A credit score, also known as a credit rating, is a number that reflects the likelihood of you paying credit back. For lenders like banks and credit card companies it is a trust rating of sorts. This is because these financial companies will assess your credit file. The information shows them the risk involved in lending to you. The higher your credit score, the better your chances of lenders accepting you for credit, at the best rates. Because the lender can see that historically you could be trusted to lend money to. Your credit score influences your chances of getting all sorts of finances, from mortgages to loans to credit cards. It also influences the interest rates you will be offered for said products.
To look at how such scores are calculated, we’ve taken a look at one of the most popular credit agencies, Experian. They calculate a score for an individual whenever the person applies for credit. How they work out your particular score depends on the company you apply to. Different companies have different methods, so your credit rating may vary between them. Essentially, lenders check your borrowing history and how you typically repay money you’ve borrowed. Usually, they’ll take into account your ability to pay on time, whether you are on the electoral roll, and the amount of credit you take out.
The Experian Free Credit Score runs from 0-999. They base the score on information in an individual’s Credit Report, using the criteria set out above. You’ll lose points for having records on your report that companies consider negative, such as late payments or defaults on payments. Timeous payments on regular credit will score well. The average Experian Credit Score is 776.
There’s no ‘magic’ number that will guarantee you approval. What’s more, separate companies may look for different things in their potential customers. Thus you can easily secure credit from one company whilst failing to with another at the same time.
This is how Experian rate their scores:
961-999 – excellent. Unlikely to be turned down for anything.
881-960 – good. You should get most credit cards, loans and mortgages but the very best offers may be beyond your reach.
721-880 – fair. You might get OK interest rates but your credit limits may not be very high.
561-720 – poor. Speaks for itself. You will struggle to get finance much of the time. You will still be accepted for some however, but these acceptances may come with higher interest rates due to your credit score.
0-560. You’re more likely to be rejected for most credit cards, loans and mortgages that are available.
Credit agencies update your score every 30 days.

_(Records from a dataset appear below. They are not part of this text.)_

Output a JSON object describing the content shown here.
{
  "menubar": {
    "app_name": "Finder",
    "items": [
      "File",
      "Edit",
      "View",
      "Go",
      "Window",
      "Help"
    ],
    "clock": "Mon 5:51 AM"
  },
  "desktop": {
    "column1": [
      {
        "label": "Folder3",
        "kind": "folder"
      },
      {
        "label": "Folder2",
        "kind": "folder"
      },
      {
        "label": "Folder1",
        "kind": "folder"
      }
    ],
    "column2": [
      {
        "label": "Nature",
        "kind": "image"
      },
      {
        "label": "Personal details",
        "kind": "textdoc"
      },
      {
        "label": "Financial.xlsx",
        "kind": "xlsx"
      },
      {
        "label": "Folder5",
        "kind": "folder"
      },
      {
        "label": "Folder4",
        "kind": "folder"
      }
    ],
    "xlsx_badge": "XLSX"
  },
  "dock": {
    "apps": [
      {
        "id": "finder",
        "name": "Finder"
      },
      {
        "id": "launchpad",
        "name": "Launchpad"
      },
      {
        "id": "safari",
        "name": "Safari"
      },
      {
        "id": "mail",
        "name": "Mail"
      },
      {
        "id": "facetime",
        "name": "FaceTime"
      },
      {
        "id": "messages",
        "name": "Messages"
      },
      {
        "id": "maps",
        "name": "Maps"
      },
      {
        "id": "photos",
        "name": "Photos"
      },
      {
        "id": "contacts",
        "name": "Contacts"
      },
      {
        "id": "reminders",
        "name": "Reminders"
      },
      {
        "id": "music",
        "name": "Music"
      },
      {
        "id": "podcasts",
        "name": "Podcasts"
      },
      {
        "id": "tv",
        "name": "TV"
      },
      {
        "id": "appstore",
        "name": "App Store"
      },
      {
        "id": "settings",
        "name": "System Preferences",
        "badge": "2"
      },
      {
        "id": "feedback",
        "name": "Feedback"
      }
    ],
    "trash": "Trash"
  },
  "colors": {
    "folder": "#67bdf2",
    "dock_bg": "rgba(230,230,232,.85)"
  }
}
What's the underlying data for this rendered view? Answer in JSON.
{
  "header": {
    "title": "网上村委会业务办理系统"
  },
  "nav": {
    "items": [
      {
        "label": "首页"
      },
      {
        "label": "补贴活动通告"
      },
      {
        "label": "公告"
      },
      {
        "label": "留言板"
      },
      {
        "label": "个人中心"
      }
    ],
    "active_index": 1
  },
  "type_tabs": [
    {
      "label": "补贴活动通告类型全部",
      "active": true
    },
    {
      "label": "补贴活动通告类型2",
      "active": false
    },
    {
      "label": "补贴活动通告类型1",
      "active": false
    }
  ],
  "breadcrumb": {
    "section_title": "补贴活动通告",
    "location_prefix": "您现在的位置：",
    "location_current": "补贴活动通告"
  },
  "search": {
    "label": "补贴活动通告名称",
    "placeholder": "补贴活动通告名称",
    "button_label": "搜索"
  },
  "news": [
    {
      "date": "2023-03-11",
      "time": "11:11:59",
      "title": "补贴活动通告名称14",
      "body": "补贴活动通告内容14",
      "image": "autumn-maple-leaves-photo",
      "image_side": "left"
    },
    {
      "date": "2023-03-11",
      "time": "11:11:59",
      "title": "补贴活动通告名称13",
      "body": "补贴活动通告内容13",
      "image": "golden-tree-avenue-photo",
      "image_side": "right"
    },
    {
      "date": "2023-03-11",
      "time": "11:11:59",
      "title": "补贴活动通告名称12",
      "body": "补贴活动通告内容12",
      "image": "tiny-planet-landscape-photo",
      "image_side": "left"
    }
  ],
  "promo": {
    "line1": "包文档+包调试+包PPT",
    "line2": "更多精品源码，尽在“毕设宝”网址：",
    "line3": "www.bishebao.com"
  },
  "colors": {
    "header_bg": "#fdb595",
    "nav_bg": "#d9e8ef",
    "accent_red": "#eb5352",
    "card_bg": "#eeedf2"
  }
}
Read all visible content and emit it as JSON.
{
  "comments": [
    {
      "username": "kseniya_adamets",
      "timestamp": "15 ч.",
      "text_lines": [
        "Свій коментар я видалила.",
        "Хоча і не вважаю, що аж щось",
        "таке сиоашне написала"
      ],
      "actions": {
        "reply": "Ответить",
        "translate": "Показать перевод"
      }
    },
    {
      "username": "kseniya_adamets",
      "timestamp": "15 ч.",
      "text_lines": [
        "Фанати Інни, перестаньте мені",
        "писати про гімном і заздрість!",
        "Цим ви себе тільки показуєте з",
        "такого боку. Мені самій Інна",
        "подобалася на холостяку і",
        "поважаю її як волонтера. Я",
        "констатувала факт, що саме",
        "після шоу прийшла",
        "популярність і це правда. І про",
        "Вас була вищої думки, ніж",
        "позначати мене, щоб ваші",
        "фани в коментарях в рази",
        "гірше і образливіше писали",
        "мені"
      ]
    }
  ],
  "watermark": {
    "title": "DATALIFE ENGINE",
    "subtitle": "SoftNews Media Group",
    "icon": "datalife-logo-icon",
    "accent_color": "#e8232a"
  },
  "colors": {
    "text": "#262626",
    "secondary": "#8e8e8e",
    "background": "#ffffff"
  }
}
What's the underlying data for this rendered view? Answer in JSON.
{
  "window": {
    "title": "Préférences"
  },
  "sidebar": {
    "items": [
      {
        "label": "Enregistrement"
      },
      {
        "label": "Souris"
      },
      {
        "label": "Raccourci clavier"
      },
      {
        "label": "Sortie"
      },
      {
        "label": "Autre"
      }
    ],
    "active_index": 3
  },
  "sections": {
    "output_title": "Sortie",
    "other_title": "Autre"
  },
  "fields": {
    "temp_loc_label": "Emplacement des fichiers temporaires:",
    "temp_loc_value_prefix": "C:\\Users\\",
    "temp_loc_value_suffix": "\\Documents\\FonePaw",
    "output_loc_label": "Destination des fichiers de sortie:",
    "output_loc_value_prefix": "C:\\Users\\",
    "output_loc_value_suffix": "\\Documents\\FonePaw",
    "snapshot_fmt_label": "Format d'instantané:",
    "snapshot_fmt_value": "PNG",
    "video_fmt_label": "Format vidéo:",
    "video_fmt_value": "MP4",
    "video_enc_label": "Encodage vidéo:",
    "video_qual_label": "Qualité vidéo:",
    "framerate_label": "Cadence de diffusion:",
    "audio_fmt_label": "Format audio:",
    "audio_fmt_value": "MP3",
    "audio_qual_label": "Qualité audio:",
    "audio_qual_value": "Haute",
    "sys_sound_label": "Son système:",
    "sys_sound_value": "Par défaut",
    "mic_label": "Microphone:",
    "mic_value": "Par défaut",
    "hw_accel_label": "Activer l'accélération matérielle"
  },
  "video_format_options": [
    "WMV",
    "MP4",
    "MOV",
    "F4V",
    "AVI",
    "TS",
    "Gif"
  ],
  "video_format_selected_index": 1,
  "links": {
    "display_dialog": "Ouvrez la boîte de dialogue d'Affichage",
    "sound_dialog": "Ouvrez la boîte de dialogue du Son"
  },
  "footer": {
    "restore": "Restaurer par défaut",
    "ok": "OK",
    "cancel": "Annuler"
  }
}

It’s important to note that your credit rating isn’t set in stone. It’s a living, breathing thing that can change with certain kinds of financial behaviour. So, it can go up or down over time. You can improve your rating by making payments on existing credit on time. Also, if you are not on the electoral roll, ensure you are as soon as possible. Check out guidance on this site as to how to improve your score further. Do your research so you give yourself the best chance of lenders accepting you for finance in the future.